Sport
Samstag, 08. Januar 2011

Drama um Diskus-Olympiasiegerin: Beinamputation bei Ilke Wyludda

Schwerer Schicksalsschlag für Ilke Wyludda. Der 41 Jahre alten Diskus-Olympiasiegerin von 1996 in Atlanta wird nach einer Bakterieninfektion der rechte Unterschenkel amputiert. Eingentlich sollen die Ärzte nur eine offene Wunde schließen. "Ich hatte die Wahl, das Bein zu verlieren oder mein Leben." Doch sie gibt sich tapfer: "Das Leben ist jetzt so, wie es ist."
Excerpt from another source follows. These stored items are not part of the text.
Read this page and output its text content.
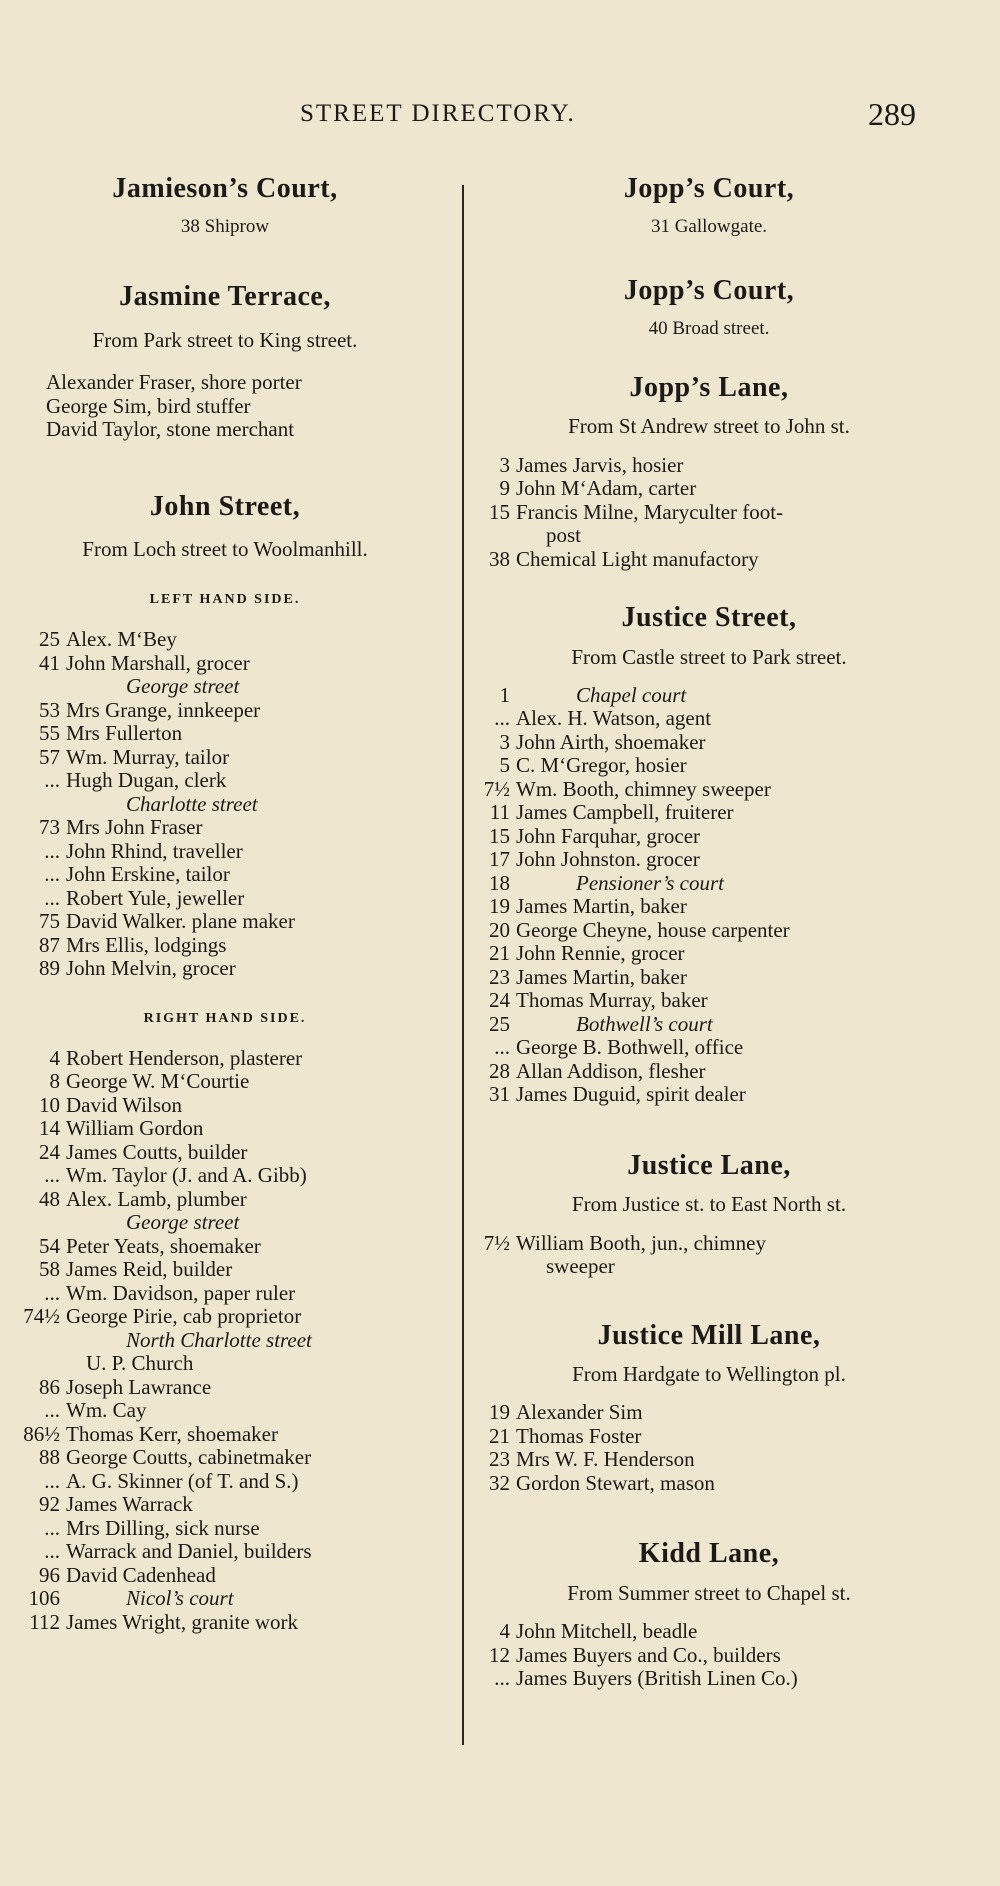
STREET DIRECTORY.	289
Jamieson’s Court,
38 Shiprow
Jasmine Terrace,
From Park street to King street.
Alexander Fraser, shore porter
George Sim, bird stuffer
David Taylor, stone merchant
John Street,
From Loch street to Woolmanhill.
LEFT HAND SIDE.
25 Alex. M‘Bey
41 John Marshall, grocer
George street
53 Mrs Grange, innkeeper
55 Mrs Fullerton
57 Wm. Murray, tailor
... Hugh Dugan, clerk
Charlotte street
73 Mrs John Fraser
... John Rhind, traveller
... John Erskine, tailor
... Robert Yule, jeweller
75 David Walker. plane maker
87 Mrs Ellis, lodgings
89 John Melvin, grocer
RIGHT HAND SIDE.
4 Robert Henderson, plasterer
8 George W. M‘Courtie
10 David Wilson
14 William Gordon
24 James Coutts, builder
... Wm. Taylor (J. and A. Gibb)
48 Alex. Lamb, plumber
George street
54 Peter Yeats, shoemaker
58 James Reid, builder
... Wm. Davidson, paper ruler
74½ George Pirie, cab proprietor
North Charlotte street
U. P. Church
86 Joseph Lawrance
... Wm. Cay
86½ Thomas Kerr, shoemaker
88 George Coutts, cabinetmaker
... A. G. Skinner (of T. and S.)
92 James Warrack
... Mrs Dilling, sick nurse
... Warrack and Daniel, builders
96 David Cadenhead
106	Nicol’s court
112 James Wright, granite work
Jopp’s Court,
31 Gallowgate.
Jopp’s Court,
40 Broad street.
Jopp’s Lane,
From St Andrew street to John st.
3 James Jarvis, hosier
9 John M‘Adam, carter
15 Francis Milne, Maryculter foot-
post
38 Chemical Light manufactory
Justice Street,
From Castle street to Park street.
1	Chapel court
... Alex. H. Watson, agent
3 John Airth, shoemaker
5 C. M‘Gregor, hosier
7½ Wm. Booth, chimney sweeper
11 James Campbell, fruiterer
15 John Farquhar, grocer
17 John Johnston. grocer
18	Pensioner’s court
19 James Martin, baker
20 George Cheyne, house carpenter
21 John Rennie, grocer
23 James Martin, baker
24 Thomas Murray, baker
25	Bothwell’s court
... George B. Bothwell, office
28 Allan Addison, flesher
31 James Duguid, spirit dealer
Justice Lane,
From Justice st. to East North st.
7½ William Booth, jun., chimney
sweeper
Justice Mill Lane,
From Hardgate to Wellington pl.
19 Alexander Sim
21 Thomas Foster
23 Mrs W. F. Henderson
32 Gordon Stewart, mason
Kidd Lane,
From Summer street to Chapel st.
4 John Mitchell, beadle
12 James Buyers and Co., builders
... James Buyers (British Linen Co.)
Gold in Atlanta: Ilke Wyludda.
Gold in Atlanta: Ilke Wyludda.(Foto: picture-alliance / dpa)

Drama um Diskus-Olympiasiegerin Ilke Wyludda: Der Goldmedaillengewinnerin von 1996 ist der "Bild"-Zeitung zufolge ein Teil des rechten Beins amputiert worden. Nach einer Bakterien-Infektion sei der 41-Jährigen am 9. Dezember in Halle/Saale das Bein fast ab dem Ende des Oberschenkels abgenommen worden, heißt es in dem Bericht. "Ich hatte die Wahl, das Bein zu verlieren oder mein Leben. Aber ich wollte leben", sagte Wyludda dem Blatt.

Ihr ehemaliger Trainer Gerhard Böttcher, der sie in Atlanta zu Olympia-Gold führte, gibt ihr Halt. "Die Sache ist sehr bedauerlich aufgrund ihrer langen Leidensgeschichte. Doch mit ihrem starken Willen wird sie in der Lage sein, auch diese Situation zu meistern. Sie hat die richtige Entscheidung nach langen Überlegungen getroffen", sagte der ehemalige Bundestrainer, der bis 2009 in Halle auch Nadine Müller trainierte.

Die Olympiasiegerin von Atlanta, die nach ihrer Karriere ein Medizinstudium absolvierte und am 21. Januar ihre Approbation erhält, sei wegen anhaltender Schmerzen in den vergangenen Jahren mehrmals an Knie und Unterschenkel operiert worden. Dieses Mal habe es jedoch Komplikationen gegeben, als eine offene Wunde geschlossen werden sollte. "Diese Sepsis hätte tödlich enden können. 50 Prozent aller Betroffenen überleben eine solche Infektion nicht", erklärte Wyludda, die sich als Ärztin auf Schmerztherapie spezialisieren möchte. Daher sind ihr die notwendigen Anpassungen in ihrem persönlichen Umfeld bekannt. "Klar wird es Veränderungen geben, Wohnung und Auto müssen umgebaut werden. Aber das Leben ist jetzt so, wie es ist."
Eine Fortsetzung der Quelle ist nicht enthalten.